Imaginábase el pobre ya coronado por el valor de su brazo por lo menos del imperio
de Trapisonda: y así con estos tan agradables pensamientos, llevado del estraño
gusto que en ellos sentía, se dió priesa a poner en efecto lo que deseaba. Y lo primero
que hizo, fue limpiar unas armas, que habían sido de sus bisabuelos, que, tomadas de
orín y llenas de moho, luengos siglos había que estaban puestas y olvidadas en un
rincón. Limpiólas y aderezólas lo mejor que pudo; pero vió que tenían una gran falta, y
era que no tenía celada de encaje, sino morrión simple; mas a esto suplió su industria,
porque de cartones hizo un modo de media celada, que encajada con el morrión,
hacía una apariencia de celada entera. Es verdad que para probar si era fuerte, y
podía estar al riesgo de una cuchillada, sacó su espada, y le dió dos golpes, y con el
primero y en un punto deshizo lo que había hecho en una semana: y no dejó de
parecerle mal la facilidad con que la había hecho pedazos, y por asegurarse de este
peligro, lo tornó a hacer de nuevo, poniéndole unas barras de hierro por de dentro de
tal manera, que él quedó satisfecho de su fortaleza; y, sin querer hacer nueva
experiencia de ella, la diputó y tuvo por celada finísima de encaje. Fue luego a ver a su
rocín, y aunque tenía más cuartos que un real, y más tachas que el caballo de Gonela,
que tantum pellis, et ossa fuit, le pareció que ni el Bucéfalo de Alejandro, ni Babieca el
del Cid con él se igualaban. Cuatro días se le pasaron en imaginar qué nombre le
podría: porque, según se decía él a sí mismo, no era razón que caballo de caballero
tan famoso, y tan bueno él por sí, estuviese sin nombre conocido; y así procuraba
acomodársele, de manera que declarase quien había sido, antes que fuese de
caballero andante, y lo que era entones: pues estaba muy puesto en razón, que
mudando su señor estado, mudase él también el nombre; y le cobrase famoso y de
estruendo, como convenía a la nueva orden y al nuevo ejercicio que ya profesaba: y
así después de muchos nombres que formó, borró y quitó, añadió, deshizo y tornó a
hacer en su memoria e imaginación, al fin le vino a llamar ROCINANTE, nombre a su
parecer alto, sonoro y significativo de lo que había sido cuando fue rocín, antes de lo
que ahora era, que era antes y primero de todos los rocines del mundo.
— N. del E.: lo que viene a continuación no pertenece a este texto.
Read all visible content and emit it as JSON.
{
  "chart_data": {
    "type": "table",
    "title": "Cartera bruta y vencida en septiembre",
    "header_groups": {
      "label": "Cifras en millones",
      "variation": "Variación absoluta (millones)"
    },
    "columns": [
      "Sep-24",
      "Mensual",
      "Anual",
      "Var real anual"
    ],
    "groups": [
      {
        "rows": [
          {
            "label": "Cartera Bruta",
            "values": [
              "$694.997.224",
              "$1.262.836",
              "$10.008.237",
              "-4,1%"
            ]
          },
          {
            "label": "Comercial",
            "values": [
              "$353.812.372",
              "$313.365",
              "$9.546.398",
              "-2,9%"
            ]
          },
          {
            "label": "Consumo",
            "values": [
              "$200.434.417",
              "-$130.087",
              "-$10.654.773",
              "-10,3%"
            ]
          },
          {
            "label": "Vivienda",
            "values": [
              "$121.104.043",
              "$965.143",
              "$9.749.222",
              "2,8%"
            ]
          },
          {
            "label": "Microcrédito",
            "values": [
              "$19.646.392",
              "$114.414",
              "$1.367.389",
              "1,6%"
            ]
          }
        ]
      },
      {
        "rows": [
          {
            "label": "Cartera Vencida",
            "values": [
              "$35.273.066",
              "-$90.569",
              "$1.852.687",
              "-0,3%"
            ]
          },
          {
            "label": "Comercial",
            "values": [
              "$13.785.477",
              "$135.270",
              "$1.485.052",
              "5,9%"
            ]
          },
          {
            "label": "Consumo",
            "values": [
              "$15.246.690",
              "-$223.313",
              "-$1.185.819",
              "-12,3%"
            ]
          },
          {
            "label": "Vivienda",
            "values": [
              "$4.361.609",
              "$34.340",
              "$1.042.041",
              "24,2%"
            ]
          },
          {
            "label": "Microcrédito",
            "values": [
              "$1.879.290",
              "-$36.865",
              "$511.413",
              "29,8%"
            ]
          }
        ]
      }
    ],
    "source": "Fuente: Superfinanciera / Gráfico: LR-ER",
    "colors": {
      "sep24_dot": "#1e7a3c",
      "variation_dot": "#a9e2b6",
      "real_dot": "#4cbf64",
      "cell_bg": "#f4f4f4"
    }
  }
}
Puesto
nombre y tan a su gusto a su caballo, quiso ponérsele a sí mismo, y en este
pensamiento, duró otros ocho días, y al cabo se vino a llamar DON QUIJOTE, de
donde como queda dicho, tomaron ocasión los autores de esta tan verdadera historia,
que sin duda se debía llamar Quijada, y no Quesada como otros quisieron decir. Pero
acordándose que el valeroso Amadís, no sólo se había contentado con llamarse
Amadís a secas, sino que añadió el nombre de su reino y patria, por hacerla famosa, y
se llamó Amadís de Gaula, así quiso, como buen caballero, añadir al suyo el nombre
de la suya, y llamarse DON QUIJOTE DE LA MANCHA, con que a su parecer
declaraba muy al vivo su linaje y patria, y la honraba con tomar el sobrenombre della.